The three surviving men, including one minor, were eventually found guilty by an all-white jury.
As Executive Director of the Florida NAACP, Harry Moore organized a campaign against what he saw as the wrongful convictions of the three men.
After the men’s convictions were overturned, McCall shot two of them while transporting them to a new trial venue. He claimed that the two men, both handcuffed, attacked him in an escape attempt.
One man died at the scene while the other survived and said McCall shot them in cold blood.
Moore called for an indictment against McCall and called on Florida Governor Fuller Warren to suspend McCall from office.
The bombing on Christmas night
Six weeks later, on Christmas night 1951, the night of the Moores’ 25th wedding anniversary, a bomb went off beneath the couples' house in Mims.
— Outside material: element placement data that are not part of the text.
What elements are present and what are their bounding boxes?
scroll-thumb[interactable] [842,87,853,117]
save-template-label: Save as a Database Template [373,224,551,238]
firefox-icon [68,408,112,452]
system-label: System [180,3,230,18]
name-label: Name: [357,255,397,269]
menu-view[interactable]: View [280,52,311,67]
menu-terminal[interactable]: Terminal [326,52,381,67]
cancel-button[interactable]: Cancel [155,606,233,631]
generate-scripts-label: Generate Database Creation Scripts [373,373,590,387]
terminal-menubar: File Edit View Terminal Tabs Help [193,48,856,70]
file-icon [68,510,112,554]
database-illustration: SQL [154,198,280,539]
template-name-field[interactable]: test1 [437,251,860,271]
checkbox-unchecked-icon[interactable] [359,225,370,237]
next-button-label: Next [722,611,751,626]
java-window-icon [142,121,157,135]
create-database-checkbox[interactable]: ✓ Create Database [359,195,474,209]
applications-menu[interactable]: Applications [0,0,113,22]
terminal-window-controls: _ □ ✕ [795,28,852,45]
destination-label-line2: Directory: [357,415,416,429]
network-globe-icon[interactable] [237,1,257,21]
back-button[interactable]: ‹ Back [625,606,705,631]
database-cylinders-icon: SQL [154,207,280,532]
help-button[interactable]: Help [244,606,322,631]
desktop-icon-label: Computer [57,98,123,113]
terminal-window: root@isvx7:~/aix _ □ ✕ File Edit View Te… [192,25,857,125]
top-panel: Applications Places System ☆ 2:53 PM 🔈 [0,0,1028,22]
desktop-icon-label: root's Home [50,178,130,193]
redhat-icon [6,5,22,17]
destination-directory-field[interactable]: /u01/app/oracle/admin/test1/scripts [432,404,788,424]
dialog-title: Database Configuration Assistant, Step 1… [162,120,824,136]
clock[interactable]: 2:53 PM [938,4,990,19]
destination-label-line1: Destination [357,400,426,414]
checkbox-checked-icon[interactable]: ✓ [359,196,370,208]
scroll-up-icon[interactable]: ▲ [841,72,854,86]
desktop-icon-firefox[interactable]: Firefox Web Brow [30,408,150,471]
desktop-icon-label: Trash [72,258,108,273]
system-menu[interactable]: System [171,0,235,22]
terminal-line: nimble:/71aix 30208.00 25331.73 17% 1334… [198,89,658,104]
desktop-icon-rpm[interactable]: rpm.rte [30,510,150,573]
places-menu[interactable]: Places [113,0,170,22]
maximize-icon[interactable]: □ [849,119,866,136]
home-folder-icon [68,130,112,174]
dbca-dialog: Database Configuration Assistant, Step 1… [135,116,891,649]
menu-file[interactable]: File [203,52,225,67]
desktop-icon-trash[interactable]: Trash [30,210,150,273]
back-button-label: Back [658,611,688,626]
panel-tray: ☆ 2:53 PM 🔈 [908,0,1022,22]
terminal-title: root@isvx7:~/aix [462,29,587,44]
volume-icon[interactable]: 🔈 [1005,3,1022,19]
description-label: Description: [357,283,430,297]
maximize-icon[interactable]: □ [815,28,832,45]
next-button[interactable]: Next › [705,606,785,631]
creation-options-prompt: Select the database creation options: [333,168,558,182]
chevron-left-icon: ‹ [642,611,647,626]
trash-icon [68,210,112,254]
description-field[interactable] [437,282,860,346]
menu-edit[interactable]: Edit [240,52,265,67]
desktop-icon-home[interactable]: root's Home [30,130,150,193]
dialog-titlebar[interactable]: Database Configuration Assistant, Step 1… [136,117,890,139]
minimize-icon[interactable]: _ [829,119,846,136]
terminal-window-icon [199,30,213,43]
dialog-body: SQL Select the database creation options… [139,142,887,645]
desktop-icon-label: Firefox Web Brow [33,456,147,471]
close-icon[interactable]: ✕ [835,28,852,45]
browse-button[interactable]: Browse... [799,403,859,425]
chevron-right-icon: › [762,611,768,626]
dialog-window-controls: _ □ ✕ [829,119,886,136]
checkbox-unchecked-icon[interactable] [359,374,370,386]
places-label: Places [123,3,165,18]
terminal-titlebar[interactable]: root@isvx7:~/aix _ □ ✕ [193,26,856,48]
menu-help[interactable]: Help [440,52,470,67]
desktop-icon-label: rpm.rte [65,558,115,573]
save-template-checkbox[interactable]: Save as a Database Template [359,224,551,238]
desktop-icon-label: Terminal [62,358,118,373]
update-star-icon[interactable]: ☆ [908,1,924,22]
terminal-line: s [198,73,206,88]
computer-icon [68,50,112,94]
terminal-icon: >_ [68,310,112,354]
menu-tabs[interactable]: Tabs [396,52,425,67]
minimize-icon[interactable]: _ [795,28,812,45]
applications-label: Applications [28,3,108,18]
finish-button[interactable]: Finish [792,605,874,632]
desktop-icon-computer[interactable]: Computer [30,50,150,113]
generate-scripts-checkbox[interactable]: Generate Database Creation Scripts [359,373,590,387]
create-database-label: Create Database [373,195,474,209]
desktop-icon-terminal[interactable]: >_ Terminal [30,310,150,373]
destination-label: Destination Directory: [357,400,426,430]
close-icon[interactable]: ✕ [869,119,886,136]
“For the Moores, Dec. 25, 1951, was not just Christmas, it was their 25th wedding anniversary,” Mallard said. “So they spent Christmas just like you and I, but they didn’t open up their presents because their youngest daughter, Evangeline, was coming home on the train.”
The Moores had celebrated Christmas with their eldest daughter, Peaches, and Harry’s mother, who was visiting from Jacksonville.
“When those lights went out, the Klansmen who was hiding in the grove waited, and then they crawled under the house, just like a snake,” Mallard said. “Approximately 10:20 p.m., BOOM! They said that was the loudest bomb heard around the world. That bomb was so explosive that it lifted their bodies up and they caved into the ground. It took people to dig them out.”
Both were fatally injured; Harry was dead on arrival at the black hospital in Sanford, which was about 30 miles away but was the closest to serve African Americans.
Harriette died from her injuries nine days later at the same hospital in Sanford, and just a day after attending her husband’s funeral.
Their daughter, Peaches, and Harry's mother were not injured in the blast.
Their legacy today
Moore has been called the first martyr in the civil rights movement even though many historians use the “Brown v. Board of Education” case in 1954, three years later, as the start of the movement.
Regardless of semantics, Harry Moore was the first NAACP official assassinated in the civil rights struggle. He and his wife were the first couple to be killed for civil rights.
It took 55 years before the Moores' killers were named.
In 2006, then-state attorney General Charlie Crist announced results of a Florida Department of Law Enforcement investigation that named four members of the Ku Klux Klan as being directly linked to the Moores' death.
The investigation said it found no link between McCall and the KKK conspirators, a point that is still debated today.
Four artifacts of the Moores reside in the Smithsonian’s National Museum of African American History and Culture.
The Harry T. and Harriette V. Moore Memorial Park and Museum is built in their honor at the site of their murders. The 12-acre campus features a museum and a replica of the house where the Moores were killed.
“We see his legacy as one that should be embraced and should be more widely known,” Gary said. “You find very little in history books relating to civil rights about Harry and Harriette Moore, and it’s our mission to change that.”